Untuk semua modal yang disuntikkan ke dalam industri game web3 dan play-to-earn, masih ada sedikit yang bisa ditunjukkan untuk itu, dan masalahnya, yang terdengar mudah untuk diperbaiki, adalah bahwa game tersebut tidak menyenangkan.

Sekilas tentang game Steam yang paling banyak dimainkan menunjukkan dua tema yang sangat konsisten: game dengan nilai replay yang sangat panjang dan pengetahuan puluhan tahun seperti Counter-Strike, Grand Theft Auto, dan Call of Duty, dan game battle royale gratis yang sekarang sangat umum, seperti Apex Legends dan Team Fortress. Ini bukan karena keberuntungan semata.

Baca lebih lanjut: Token metaverse turun dua pertiga karena pengguna bosan dan pergi

Meskipun semua game ini sangat berbeda, dari biaya produksi hingga kecepatan gameplay, mereka tetap sama dalam tujuan monetisasinya: mereka menjual kulit orang untuk peralatan, pakaian untuk karakter mereka, atau mungkin kendaraan tanpa atribut khusus selain menjadi terbatas jumlahnya. Tujuannya bukan untuk memaksa orang membeli dan menjual item dalam game, tetapi untuk membuat mereka ingin membeli dan menjual item dalam game. Pembelian adalah opsional, bermain itu perlu.
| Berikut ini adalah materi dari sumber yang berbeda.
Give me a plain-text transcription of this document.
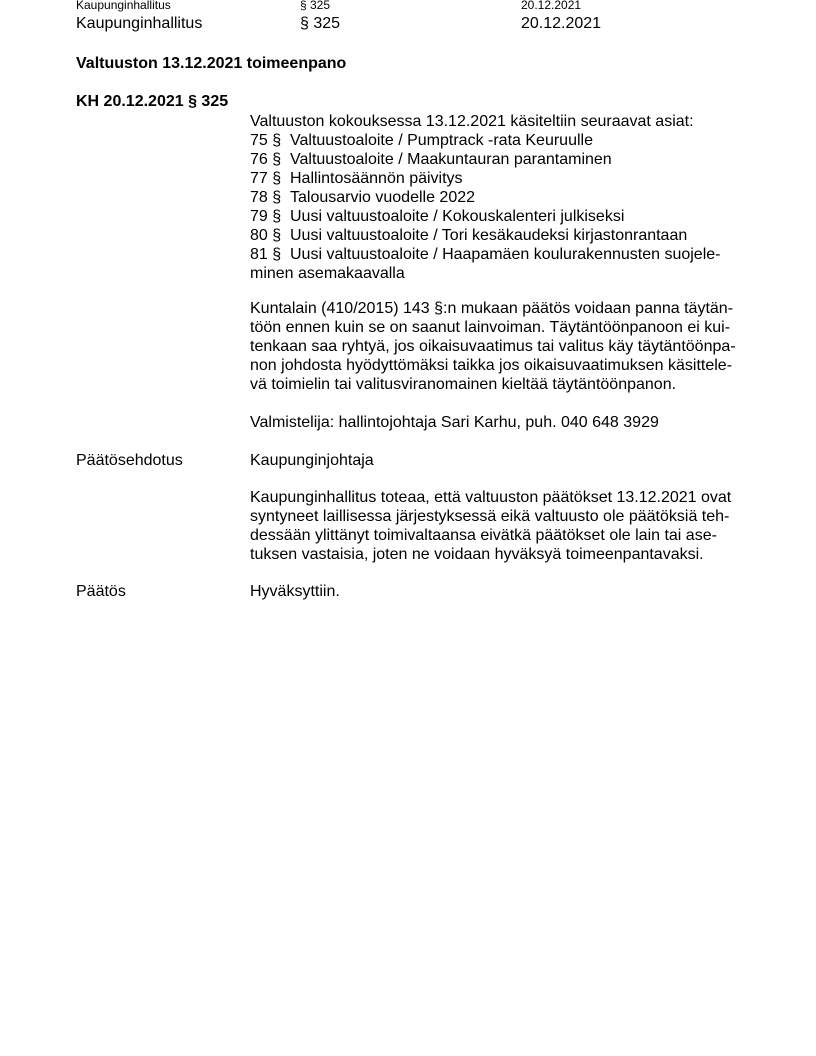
Kaupunginhallitus	§ 325	20.12.2021
Kaupunginhallitus	§ 325	20.12.2021
Valtuuston 13.12.2021 toimeenpano
KH 20.12.2021 § 325
Valtuuston kokouksessa 13.12.2021 käsiteltiin seuraavat asiat:
75 § Valtuustoaloite / Pumptrack -rata Keuruulle
76 § Valtuustoaloite / Maakuntauran parantaminen
77 § Hallintosäännön päivitys
78 § Talousarvio vuodelle 2022
79 § Uusi valtuustoaloite / Kokouskalenteri julkiseksi
80 § Uusi valtuustoaloite / Tori kesäkaudeksi kirjastonrantaan
81 § Uusi valtuustoaloite / Haapamäen koulurakennusten suojele-
minen asemakaavalla
Kuntalain (410/2015) 143 §:n mukaan päätös voidaan panna täytän-
töön ennen kuin se on saanut lainvoiman. Täytäntöönpanoon ei kui-
tenkaan saa ryhtyä, jos oikaisuvaatimus tai valitus käy täytäntöönpa-
non johdosta hyödyttömäksi taikka jos oikaisuvaatimuksen käsittele-
vä toimielin tai valitusviranomainen kieltää täytäntöönpanon.
Valmistelija: hallintojohtaja Sari Karhu, puh. 040 648 3929
Päätösehdotus	Kaupunginjohtaja
Kaupunginhallitus toteaa, että valtuuston päätökset 13.12.2021 ovat
syntyneet laillisessa järjestyksessä eikä valtuusto ole päätöksiä teh-
dessään ylittänyt toimivaltaansa eivätkä päätökset ole lain tai ase-
tuksen vastaisia, joten ne voidaan hyväksyä toimeenpantavaksi.
Päätös	Hyväksyttiin.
Inilah perbedaan yang gagal dibuat oleh web3 dan play-to-earn dan kemungkinan besar tidak dapat diubah. Mirip dengan bagaimana game yang sangat bergantung pada kotak jarahan atau mekanik seperti lotere telah membuat pengguna menghilang dan keluhan pengalaman multipemain yang dicurangi membanjiri internet, play-to-earn tidak dapat menggoyahkan bahwa modelnya merusak game dengan menghilangkan semua nuansa dan mengubahnya menjadi… yah, sebuah pekerjaan.

Untungnya, gamer tidak membutuhkan jurnalis atau kritikus untuk menjelaskan mengapa model bisnis game berfungsi atau tidak, mengapa game koleksi sebenarnya adalah skema Ponzi: mereka memainkan game, dan jika gamenya payah, mereka berhenti bermain. Yang, untungnya, itulah yang terjadi di lanskap play-to-earn.